What is the proof of this? Or rather, could somebody get me started and point me in the right direction for this?

Thanks! Any help is appreciated.

chisigma · #2 $Old$ November 4th, 2009, 01:50 PM

One possible start is the computation of the integral...

$\mathcal{L} \{\cos kt\} = \int_{0}^{\infty} \cos kt\cdot e^{-st}\cdot dt$

... that can be done by parts...

Kind regards

$\chi$ $\sigma$

tibetan-knight · #3 $Old$ November 4th, 2009, 02:15 PM

But what do you do with the e^at? Does that fit somewhere in the integral or no?
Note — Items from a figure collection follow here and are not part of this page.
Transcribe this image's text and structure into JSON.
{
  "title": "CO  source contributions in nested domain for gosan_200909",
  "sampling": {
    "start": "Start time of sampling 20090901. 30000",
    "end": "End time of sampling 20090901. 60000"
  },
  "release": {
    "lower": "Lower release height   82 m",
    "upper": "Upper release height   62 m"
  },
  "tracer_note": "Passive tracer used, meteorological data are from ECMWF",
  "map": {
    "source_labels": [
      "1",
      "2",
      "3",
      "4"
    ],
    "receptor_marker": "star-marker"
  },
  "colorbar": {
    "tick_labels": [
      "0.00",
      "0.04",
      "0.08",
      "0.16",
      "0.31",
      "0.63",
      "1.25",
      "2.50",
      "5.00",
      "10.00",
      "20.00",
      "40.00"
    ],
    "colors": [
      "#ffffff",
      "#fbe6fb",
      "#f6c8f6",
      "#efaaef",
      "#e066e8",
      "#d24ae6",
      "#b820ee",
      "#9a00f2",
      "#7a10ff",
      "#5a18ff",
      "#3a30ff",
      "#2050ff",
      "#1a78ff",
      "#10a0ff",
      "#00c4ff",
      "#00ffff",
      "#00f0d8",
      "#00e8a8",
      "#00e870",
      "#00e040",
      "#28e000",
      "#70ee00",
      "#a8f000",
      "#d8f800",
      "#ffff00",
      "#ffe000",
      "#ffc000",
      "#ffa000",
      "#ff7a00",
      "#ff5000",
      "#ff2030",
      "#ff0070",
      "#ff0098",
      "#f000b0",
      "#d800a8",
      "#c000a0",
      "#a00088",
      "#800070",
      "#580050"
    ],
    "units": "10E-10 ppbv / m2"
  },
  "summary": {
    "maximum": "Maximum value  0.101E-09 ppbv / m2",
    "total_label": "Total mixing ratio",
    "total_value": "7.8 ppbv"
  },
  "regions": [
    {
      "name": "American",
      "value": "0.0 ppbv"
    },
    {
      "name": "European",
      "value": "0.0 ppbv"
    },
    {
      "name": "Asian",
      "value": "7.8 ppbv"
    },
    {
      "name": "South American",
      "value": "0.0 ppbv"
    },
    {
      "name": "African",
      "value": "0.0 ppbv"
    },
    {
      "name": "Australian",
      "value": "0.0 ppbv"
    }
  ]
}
TheEmptySet · #4 $Old$ November 4th, 2009, 03:48 PM

Quote:

Originally Posted by tibetan-knight $View Post$

But what do you do with the e^at? Does that fit somewhere in the integral or no?

yes...

$\int_{0}^{\infty}e^{at}e^{-st}cos(kt)dt=\int_{0}^{\infty}e^{-(s-a)t}cos(kt)dt$

Now just use integration by parts on this

Or note in general that

$\mathcal{L}(e^{at}f(t))=\int_{0}^{\infty}e^{at}e^{-st}f(t)dt$

$\mathcal{L}(e^{at}f(t))=\int_{0}^{\infty}e^{-(s-a)t}f(t)dt$

Let $s-a=m$ then we get

$\mathcal{L}(e^{at}f(t))=\int_{0}^{\infty}e^{-mt}f(t)dt=F(m)$
The above integral is the form of the laplace transform so we get
Where $F(m)=F(s-a)$

This is commonly know as the s-axis shift theorem.

So the above would give

$\mathcal{L}(e^{at}cos(kt))=\mathcal{L}(\cos(kt))\bigg|_{s\to s-a}=\frac{s}{s^2+k^2}\bigg|_{s \to s-a}=\frac{s-a}{(s-a)^2+k^2}$

tibetan-knight · #5 $Old$ November 4th, 2009, 05:02 PM

Ooh. Shift theorem is helpful. Thank you.

But, to integrate the former by parts, which would be the 'u' part and which would be the 'dv' part?